Dark shapes moved in behind Morrie, and Martin withheld his answer. The shapes hovered.

“Let’s take a walk,” Martin said and he took a step toward Steuben Street. Morrie stepped along and they moved south on Broadway, candles in the Waldorf, a bunch of men on the street in front of the Monte Carlo. They stepped around the men in the light of a passing auto. Martin did not want to speak until they had turned the corner onto Steuben. They passed Hagaman’s Bakery and Joe’s Bookshop on Steuben Street, where Martin knew his father’s early novel, The Mosquito Lovers, and the volume of his collected plays were sitting in faded dust jackets in the window, and had been for months, ever since the success of The Flaming Corsage.

“So what’s the secret?” Morrie asked.

“No secret, but I don’t want to broadcast it. I know you’re a friend of Maloy and the news is they’re looking for him. And Curry.”

“Why tell me? They got a lot of friends.”

“You asked for news. They’ve both been out of town a week.”

“So that ties them in?”

“No, but even their families don’t know where they are.”

“Hell, I saw Maloy two or three days ago on Broadway. They’re apt to be anywhere. Maloy’s crazy and Curry’s a moron. But they wouldn’t mix up in a thing like this, not in their own town.”

“Nevertheless, they’re looking for them.”

“They’ll turn up. What else do you hear?”

“The note said they’d starve Charlie Boy till the ransom was paid.”

“Tough stuff.”

“Very.”

Up toward Pearl Street, a window shattered and a burglar alarm rang and rang.

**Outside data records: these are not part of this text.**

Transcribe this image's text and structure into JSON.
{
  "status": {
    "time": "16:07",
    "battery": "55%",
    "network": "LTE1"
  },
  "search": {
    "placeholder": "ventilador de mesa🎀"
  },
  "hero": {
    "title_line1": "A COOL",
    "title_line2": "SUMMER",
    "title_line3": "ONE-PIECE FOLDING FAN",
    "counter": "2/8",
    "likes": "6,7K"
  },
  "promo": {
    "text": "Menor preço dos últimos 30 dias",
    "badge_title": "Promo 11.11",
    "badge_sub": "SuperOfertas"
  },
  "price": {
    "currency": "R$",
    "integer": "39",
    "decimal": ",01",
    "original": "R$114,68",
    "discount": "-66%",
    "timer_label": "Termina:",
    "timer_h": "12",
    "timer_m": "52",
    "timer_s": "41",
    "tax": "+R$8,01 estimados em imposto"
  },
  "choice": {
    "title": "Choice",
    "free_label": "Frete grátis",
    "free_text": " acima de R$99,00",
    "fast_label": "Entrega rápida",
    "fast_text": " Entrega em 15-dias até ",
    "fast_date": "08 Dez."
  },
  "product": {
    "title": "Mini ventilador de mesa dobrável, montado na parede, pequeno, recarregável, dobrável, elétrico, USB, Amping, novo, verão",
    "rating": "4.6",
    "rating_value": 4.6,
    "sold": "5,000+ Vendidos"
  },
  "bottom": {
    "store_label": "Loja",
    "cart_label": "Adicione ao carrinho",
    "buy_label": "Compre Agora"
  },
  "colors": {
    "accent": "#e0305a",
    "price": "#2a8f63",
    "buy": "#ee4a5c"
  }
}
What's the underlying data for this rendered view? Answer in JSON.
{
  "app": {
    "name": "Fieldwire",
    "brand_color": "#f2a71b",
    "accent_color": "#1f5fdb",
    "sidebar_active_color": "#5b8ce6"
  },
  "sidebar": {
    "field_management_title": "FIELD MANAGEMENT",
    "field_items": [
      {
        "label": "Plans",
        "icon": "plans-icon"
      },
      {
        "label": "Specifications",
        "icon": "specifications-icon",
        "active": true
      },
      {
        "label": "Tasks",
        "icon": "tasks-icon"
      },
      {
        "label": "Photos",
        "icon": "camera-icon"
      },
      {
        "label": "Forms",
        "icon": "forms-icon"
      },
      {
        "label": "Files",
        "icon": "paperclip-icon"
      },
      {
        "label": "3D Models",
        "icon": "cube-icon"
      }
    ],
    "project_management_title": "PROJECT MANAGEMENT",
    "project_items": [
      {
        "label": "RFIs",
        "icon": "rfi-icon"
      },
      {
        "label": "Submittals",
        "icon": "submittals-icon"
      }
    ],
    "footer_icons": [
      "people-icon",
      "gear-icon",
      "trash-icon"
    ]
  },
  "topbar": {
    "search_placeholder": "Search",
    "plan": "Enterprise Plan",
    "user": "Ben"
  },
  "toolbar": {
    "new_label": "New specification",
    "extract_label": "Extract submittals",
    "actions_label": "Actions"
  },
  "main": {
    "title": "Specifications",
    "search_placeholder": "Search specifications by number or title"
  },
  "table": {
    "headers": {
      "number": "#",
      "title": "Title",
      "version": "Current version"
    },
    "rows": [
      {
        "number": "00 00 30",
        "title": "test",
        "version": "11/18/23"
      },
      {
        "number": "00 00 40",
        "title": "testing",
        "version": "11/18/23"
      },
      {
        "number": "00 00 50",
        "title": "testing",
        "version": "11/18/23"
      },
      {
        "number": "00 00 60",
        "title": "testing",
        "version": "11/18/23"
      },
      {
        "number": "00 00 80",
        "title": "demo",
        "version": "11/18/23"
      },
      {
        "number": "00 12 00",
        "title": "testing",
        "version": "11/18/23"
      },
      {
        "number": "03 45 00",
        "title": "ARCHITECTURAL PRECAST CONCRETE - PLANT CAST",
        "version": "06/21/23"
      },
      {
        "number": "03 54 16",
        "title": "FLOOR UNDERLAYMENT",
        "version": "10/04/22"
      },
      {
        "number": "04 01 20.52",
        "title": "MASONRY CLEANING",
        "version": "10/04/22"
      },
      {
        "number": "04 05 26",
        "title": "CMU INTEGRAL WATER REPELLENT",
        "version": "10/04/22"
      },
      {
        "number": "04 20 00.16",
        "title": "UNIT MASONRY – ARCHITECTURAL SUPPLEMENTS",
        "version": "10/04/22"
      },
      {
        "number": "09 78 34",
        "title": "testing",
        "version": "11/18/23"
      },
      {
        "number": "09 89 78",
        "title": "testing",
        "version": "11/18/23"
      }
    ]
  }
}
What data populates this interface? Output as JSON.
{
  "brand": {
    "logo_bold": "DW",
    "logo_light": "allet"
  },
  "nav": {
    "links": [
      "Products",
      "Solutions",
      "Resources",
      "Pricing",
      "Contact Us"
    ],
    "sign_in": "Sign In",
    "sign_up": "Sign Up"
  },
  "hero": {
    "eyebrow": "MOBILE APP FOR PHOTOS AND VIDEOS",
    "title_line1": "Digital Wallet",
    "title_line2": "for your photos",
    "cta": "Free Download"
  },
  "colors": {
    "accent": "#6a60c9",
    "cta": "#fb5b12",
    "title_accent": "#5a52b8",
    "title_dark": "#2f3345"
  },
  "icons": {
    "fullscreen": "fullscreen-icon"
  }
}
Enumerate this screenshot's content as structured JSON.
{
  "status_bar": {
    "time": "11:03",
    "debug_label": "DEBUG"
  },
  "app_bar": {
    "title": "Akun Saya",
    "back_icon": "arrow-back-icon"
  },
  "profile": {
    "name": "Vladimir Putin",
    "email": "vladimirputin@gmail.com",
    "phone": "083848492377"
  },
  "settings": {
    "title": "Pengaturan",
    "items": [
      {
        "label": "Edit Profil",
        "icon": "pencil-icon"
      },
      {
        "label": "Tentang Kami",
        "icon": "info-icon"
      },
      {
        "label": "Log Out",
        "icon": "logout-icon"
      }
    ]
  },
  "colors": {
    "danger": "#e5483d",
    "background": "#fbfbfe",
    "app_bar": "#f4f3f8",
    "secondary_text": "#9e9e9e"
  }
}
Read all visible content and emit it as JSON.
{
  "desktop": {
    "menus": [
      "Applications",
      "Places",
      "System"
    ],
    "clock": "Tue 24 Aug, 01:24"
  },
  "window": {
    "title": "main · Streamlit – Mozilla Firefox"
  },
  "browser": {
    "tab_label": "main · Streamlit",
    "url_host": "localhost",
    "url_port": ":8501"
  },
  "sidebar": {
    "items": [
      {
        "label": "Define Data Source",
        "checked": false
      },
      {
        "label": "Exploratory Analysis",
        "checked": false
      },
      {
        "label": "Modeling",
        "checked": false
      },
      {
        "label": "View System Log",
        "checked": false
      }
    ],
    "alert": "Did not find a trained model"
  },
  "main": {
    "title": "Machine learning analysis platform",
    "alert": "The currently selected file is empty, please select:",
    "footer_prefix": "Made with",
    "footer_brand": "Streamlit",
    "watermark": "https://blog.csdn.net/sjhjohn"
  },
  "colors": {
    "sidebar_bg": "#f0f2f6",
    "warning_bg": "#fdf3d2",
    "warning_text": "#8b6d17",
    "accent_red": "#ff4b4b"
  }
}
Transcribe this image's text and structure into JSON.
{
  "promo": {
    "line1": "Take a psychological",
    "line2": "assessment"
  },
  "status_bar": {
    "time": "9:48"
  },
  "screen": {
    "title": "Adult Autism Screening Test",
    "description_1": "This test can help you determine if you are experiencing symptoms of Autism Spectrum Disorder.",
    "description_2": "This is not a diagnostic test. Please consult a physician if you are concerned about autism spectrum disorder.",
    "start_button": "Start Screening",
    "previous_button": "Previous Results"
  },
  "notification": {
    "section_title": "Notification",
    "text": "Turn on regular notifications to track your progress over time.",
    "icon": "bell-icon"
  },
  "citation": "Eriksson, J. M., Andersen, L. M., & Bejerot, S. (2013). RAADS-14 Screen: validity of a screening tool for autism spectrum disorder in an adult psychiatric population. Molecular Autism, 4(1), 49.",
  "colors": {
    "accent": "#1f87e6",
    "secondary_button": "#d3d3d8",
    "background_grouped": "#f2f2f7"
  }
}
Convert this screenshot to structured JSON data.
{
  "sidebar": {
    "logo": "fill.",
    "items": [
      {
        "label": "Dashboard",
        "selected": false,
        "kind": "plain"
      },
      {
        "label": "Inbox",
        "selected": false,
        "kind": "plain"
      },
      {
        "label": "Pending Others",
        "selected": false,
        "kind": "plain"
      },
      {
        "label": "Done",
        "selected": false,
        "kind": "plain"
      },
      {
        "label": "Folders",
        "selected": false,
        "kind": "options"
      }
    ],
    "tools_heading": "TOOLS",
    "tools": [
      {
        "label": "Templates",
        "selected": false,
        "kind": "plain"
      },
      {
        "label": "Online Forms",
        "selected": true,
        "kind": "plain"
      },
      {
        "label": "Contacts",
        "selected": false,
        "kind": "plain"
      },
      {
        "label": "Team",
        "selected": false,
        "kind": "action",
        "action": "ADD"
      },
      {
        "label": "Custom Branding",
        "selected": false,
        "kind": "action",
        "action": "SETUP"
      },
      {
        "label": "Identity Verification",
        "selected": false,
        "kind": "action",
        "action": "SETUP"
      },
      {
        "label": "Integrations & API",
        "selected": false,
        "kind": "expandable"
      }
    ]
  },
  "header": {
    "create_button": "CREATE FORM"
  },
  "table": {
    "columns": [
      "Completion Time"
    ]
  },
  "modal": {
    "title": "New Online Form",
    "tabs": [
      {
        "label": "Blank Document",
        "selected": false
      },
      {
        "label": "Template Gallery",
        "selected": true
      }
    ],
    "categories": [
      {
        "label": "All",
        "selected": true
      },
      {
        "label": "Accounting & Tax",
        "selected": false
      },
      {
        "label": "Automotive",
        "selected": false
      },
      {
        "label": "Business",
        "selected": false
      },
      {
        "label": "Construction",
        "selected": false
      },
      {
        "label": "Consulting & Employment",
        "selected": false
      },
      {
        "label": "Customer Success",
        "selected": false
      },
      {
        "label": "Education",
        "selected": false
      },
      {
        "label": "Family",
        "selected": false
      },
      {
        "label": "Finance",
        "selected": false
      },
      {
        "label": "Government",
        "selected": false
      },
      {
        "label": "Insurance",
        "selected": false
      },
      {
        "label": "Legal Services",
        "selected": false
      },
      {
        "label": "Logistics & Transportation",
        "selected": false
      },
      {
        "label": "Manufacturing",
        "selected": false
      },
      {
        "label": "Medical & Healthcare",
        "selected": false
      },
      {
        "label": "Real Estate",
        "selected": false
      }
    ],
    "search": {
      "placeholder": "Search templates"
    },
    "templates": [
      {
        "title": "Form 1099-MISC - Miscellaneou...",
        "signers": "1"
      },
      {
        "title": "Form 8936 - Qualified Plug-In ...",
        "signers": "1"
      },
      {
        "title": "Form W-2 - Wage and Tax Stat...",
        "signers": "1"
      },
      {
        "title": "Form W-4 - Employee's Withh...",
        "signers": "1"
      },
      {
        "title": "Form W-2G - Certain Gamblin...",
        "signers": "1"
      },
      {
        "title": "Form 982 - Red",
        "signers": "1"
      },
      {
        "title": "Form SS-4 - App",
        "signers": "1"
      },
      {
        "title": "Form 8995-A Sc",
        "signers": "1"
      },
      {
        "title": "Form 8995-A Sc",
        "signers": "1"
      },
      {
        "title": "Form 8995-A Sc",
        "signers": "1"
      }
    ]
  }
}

Martin saw a silhouette running toward him and Morrie. The runner brushed Martin’s elbow, stepping off the curb as they touched, but Martin could not see the face.

“Somebody did all right,” said Morrie. “Ain’t that a jewelry store there?”

“Right,” said Martin. “Just about where Henry James’s grandmother used to live.”

“Who?”

“An old-timer.”

And on the other corner, DeWitt Clinton lived. And across the street, Bret Harte was born. And up Columbia was one of Melville’s homes, and on Clinton Square another. An old man had answered when Martin knocked on the door of the Columbia Street house and said, yeauh, he seemed to remember the name Melville but that was next door and they tore that house down and built a new one. Melville, he said. I heard he moved to Troy. Don’t know what become of him after that.